In una tale orgia di potere è naturale che i due leaders in questione si trovino a loro agio. Prova ne è stata il meeting di fine Aprile in cui per la Russia hanno partecipato oltre Putin anche i presidenti di Gazprom e di RAO UES (il gestore elettrico russo), mentre per l'Italia oltre Berlusconi erano presenti ENI ed ENEL. Un cortocircuito pubblico-privato-personale di cui non si riesce a distinguere i contorni esatti. Non una novità quando si tratta con i russi. Ricordiamo che Gherard Schroeder, quand'era ancora Cancelliere in Germania, firmò un accordo decisivo proprio con Gazprom per la costruzione del gasdotto North Stream e ne ricevette una lauta ricompensa: una volta ritiratosi a vita privata divenne consulente proprio del gigante energetico russo.
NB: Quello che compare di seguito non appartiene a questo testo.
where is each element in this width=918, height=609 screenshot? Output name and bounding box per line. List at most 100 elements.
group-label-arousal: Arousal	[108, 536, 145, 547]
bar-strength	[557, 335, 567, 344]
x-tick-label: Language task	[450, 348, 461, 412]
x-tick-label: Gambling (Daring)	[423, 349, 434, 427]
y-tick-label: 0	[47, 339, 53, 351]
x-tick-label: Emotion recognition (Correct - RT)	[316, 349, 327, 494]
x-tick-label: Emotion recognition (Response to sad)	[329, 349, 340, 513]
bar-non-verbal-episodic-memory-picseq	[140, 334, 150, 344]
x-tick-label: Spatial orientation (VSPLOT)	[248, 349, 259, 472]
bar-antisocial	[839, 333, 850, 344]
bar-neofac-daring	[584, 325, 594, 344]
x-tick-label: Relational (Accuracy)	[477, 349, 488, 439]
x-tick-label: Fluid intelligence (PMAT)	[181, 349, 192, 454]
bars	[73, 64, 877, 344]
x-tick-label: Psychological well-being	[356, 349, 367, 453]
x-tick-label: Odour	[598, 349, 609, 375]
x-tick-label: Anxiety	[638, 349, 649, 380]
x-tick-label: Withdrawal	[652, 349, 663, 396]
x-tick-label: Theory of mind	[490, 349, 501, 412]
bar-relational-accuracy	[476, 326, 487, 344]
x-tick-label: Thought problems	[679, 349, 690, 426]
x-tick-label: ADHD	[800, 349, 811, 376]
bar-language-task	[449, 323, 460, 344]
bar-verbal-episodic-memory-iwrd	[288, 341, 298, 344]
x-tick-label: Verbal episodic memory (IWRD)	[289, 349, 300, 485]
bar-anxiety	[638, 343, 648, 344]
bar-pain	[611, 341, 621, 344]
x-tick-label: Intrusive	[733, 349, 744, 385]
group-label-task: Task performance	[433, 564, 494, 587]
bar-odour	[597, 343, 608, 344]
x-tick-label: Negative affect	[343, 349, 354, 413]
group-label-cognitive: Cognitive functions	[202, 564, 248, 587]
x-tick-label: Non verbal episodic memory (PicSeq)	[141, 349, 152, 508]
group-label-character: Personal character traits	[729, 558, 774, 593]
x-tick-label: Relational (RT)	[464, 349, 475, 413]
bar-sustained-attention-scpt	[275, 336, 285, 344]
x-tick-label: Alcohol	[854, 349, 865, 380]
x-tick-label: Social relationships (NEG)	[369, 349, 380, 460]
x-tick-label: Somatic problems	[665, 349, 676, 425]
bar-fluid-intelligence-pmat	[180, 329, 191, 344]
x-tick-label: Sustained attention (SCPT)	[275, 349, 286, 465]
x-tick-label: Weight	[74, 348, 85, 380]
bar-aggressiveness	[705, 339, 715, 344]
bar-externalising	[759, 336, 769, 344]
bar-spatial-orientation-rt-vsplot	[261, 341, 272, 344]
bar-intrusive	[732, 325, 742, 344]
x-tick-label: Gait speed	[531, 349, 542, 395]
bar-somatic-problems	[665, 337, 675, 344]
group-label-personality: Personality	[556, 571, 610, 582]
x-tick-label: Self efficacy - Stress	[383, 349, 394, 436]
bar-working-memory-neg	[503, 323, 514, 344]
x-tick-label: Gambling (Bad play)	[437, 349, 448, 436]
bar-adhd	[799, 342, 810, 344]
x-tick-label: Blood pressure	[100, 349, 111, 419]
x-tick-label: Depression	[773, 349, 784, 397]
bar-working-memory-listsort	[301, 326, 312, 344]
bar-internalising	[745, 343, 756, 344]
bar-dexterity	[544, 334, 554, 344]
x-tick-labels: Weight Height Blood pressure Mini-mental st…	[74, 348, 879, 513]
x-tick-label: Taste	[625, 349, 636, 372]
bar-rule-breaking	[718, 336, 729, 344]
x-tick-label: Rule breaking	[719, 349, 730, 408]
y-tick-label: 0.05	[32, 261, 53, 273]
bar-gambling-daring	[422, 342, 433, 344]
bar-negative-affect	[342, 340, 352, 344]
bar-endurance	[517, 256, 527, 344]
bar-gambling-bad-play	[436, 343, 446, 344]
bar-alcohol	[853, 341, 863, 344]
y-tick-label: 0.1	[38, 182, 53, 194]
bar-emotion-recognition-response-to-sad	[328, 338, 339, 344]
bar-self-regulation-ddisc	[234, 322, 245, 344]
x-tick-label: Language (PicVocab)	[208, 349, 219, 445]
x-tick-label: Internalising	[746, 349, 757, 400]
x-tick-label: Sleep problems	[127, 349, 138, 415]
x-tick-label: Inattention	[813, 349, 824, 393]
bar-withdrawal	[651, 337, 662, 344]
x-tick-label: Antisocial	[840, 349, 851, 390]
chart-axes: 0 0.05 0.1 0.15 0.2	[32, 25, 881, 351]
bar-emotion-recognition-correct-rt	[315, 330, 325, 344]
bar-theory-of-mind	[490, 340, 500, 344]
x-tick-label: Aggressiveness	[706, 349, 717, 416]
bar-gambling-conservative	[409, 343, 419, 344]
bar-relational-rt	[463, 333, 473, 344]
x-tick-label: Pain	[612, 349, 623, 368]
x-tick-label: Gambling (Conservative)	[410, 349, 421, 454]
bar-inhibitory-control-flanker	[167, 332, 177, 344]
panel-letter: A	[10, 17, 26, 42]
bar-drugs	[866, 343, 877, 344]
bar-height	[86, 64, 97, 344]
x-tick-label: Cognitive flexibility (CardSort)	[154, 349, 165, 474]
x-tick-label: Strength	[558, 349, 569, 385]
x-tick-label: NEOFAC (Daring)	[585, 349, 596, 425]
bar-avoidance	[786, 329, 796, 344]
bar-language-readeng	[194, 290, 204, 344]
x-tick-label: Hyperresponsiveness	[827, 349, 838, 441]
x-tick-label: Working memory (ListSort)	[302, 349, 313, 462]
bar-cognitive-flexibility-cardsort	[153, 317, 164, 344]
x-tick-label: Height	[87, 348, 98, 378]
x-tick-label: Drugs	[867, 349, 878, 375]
Ora è l'Italia a trasformarsi in paese-cliente della Russia. Prima l'accordo per il gasdotto Southstream – quello che passa per il Mediterraneo; poi la parternship RAO UES-ENEL per la ricerca nucleare e la costruzione di una centrale a Kaliningrad. Ora, forse, la ricompensa e una valangata di milioni che potrebbero finire nella cassa personale del nostro Premier che ha bisogno di rilanciare la sua immagine di vincente e pensa di farlo coi soldi di Putin, nel solito cortocircuito pubblico-privato. Una situazione paradossale, se ormai al paradosso non fossimo abituati: il conflitto d'interesse che detta le politiche energetiche ed il futuro del paese, un uomo solo al comando assai preso dai suoi affari. Come diceva il Galileo brechtiano, beato il paese che non ha bisogno di eroi.